Nothing smiled. “They will stop when they are dead.”
“Or we are,” said Yarvi.
25
They heard the river before they saw it, a whisper through the woods that put a little lost spring in Yarvi’s ruined legs and a little lost hope in his aching heart. The whisper became a growl, then a surging roar as they finally burst from the trees, all filthy with sweat, dust, ash. Rulf flung himself down the shingle onto his face and started lapping up water like a dog. The rest of them were not far behind him.
When the burning thirst of a day’s hard scrambling was quenched, Yarvi sat back and stared across the river to the trees on the far side, so like the ones about them, yet so different.
“Vansterland,” muttered Yarvi. “Thank the gods!”
“Thank ’em once we’re across,” said Rulf, clean mouth and patch of beard pale in his ash-streaked face. “That doesn’t look like friendly water to this sailor.”
Nor did it to Yarvi. His relief was already turning to dread as he took in the width of the Rangheld, the steep far bank perhaps twice bowshot away, the river high with meltwater from the burning land at their backs. On the black surface patterns of frothing white showed swift currents and ripping eddies and hinted at hidden rocks, deadly as traitor’s knives.

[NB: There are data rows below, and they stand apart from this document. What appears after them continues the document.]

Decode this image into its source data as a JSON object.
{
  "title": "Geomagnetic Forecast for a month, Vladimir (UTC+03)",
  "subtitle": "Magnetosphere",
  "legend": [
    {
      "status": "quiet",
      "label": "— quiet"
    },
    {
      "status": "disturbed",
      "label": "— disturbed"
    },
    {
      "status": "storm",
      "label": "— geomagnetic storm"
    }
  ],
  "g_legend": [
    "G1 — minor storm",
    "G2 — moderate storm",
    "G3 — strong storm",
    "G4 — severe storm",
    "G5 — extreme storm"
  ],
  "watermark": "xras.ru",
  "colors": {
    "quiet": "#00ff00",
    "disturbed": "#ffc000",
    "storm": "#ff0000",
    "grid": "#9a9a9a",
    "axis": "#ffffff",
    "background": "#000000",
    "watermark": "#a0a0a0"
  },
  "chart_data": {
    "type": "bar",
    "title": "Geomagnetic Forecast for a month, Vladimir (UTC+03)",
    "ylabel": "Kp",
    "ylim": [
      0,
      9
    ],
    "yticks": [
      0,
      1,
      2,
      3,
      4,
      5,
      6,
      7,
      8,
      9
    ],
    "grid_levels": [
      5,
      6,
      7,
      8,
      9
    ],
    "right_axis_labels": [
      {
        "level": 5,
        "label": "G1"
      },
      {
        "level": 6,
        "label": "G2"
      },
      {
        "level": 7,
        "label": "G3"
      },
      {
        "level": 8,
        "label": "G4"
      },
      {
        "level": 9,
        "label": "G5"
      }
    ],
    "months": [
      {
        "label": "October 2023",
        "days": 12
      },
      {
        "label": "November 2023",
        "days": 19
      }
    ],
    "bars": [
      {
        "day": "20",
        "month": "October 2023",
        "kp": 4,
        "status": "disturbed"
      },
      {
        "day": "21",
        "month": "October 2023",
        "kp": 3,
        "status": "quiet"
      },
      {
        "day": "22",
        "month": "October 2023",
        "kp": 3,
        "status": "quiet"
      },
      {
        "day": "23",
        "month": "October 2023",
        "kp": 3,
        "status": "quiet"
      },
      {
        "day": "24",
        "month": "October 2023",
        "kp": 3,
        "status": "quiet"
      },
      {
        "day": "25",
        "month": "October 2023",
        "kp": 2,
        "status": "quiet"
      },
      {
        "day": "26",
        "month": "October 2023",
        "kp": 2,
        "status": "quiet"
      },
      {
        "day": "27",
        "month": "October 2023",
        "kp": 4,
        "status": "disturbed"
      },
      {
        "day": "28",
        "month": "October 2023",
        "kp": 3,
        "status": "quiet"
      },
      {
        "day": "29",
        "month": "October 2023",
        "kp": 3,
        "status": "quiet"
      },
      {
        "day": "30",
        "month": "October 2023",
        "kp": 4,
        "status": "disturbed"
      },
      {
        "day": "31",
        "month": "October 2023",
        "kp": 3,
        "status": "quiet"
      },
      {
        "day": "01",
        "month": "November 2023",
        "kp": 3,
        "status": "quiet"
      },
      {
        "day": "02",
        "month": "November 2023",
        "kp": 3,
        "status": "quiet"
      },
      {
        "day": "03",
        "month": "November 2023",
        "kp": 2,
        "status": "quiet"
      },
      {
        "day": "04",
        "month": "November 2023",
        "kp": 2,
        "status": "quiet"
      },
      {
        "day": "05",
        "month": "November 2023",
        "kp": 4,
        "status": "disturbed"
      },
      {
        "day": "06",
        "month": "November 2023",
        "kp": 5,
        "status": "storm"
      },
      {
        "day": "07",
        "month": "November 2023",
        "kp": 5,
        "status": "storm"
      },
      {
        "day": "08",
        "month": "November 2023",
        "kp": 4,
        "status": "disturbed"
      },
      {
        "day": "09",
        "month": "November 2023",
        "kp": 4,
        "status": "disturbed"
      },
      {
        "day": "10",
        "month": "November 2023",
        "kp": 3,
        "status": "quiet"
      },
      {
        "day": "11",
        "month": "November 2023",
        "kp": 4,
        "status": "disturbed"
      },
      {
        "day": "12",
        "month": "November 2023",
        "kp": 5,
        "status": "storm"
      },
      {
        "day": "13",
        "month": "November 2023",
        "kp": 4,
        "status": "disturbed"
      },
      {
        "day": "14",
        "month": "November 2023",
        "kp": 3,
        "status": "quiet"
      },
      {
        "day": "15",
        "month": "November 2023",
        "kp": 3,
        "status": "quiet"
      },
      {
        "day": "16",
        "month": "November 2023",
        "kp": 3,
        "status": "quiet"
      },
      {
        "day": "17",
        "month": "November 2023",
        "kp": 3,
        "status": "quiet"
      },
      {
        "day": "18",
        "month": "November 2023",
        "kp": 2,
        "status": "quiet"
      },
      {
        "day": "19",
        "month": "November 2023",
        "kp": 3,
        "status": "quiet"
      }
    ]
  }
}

“Can you build a raft to cross this?” he muttered.
“My father was the foremost shipwright in the First of Cities,” said Sumael, peering into the woods. “He could pick the best keel from a forest with one look.”
“Doubt we’ll have time for a carved figurehead,” said Yarvi.
“Maybe we could mount you on the front,” said Ankran.
“Six small trunks for the raft, then a larger one cut in half for crossbeams.” Sumael hurried to a nearby fir, running her hand up the bark. “This will do for one. Jaud, you hold it, I’ll chop.”
“I’ll keep watch for our old mistress and her friends.” Rulf shrugged the bow from his shoulder and turned back the way they came. “How far back do we reckon ’em now?”
“Two hours if we’re lucky, and we generally aren’t.” Sumael slid out her hatchet. “Yarvi, find the rope, then look for some wood that might make a paddle. Nothing, when we’ve felled the trunks, you trim the branches.”
Nothing hugged his sword tight. “This is no saw. I will need the blade keen when Shadikshirram comes.”
“We hope to be long gone by then,” said Yarvi, too much water sloshing in his aching belly as he rooted through the packs.
Ankran held out his hand. “If you won’t use it give me the sword-”
Faster than seemed possible the immaculate point was grazing Ankran’s stubbled throat. “Try to take it and I will give it to you point first, storekeeper,” murmured Nothing.
“Time presses,” hissed Sumael through her gritted teeth, sending splinters flying from the base of her chosen tree with short, quick blows. “Use your sword or snap them off in your arse, but trim the bloody branches. And leave some long so we have something to hold on to.”
Soon Yarvi’s right hand was cut and dirty from dragging lengths of timber, his left wrist, which he hooked underneath them, riddled with splinters. Nothing’s sword was slathered in sap, Jaud’s fuzzy growth of hair was full of wood dust, Sumael’s right palm was bloody from wielding the hatchet and still she chopped, chopped, chopped.
They sweated and strained, snapping at each other through bared teeth, not knowing when the Banyas’ dogs would be snapping at them instead, but knowing it could not be long.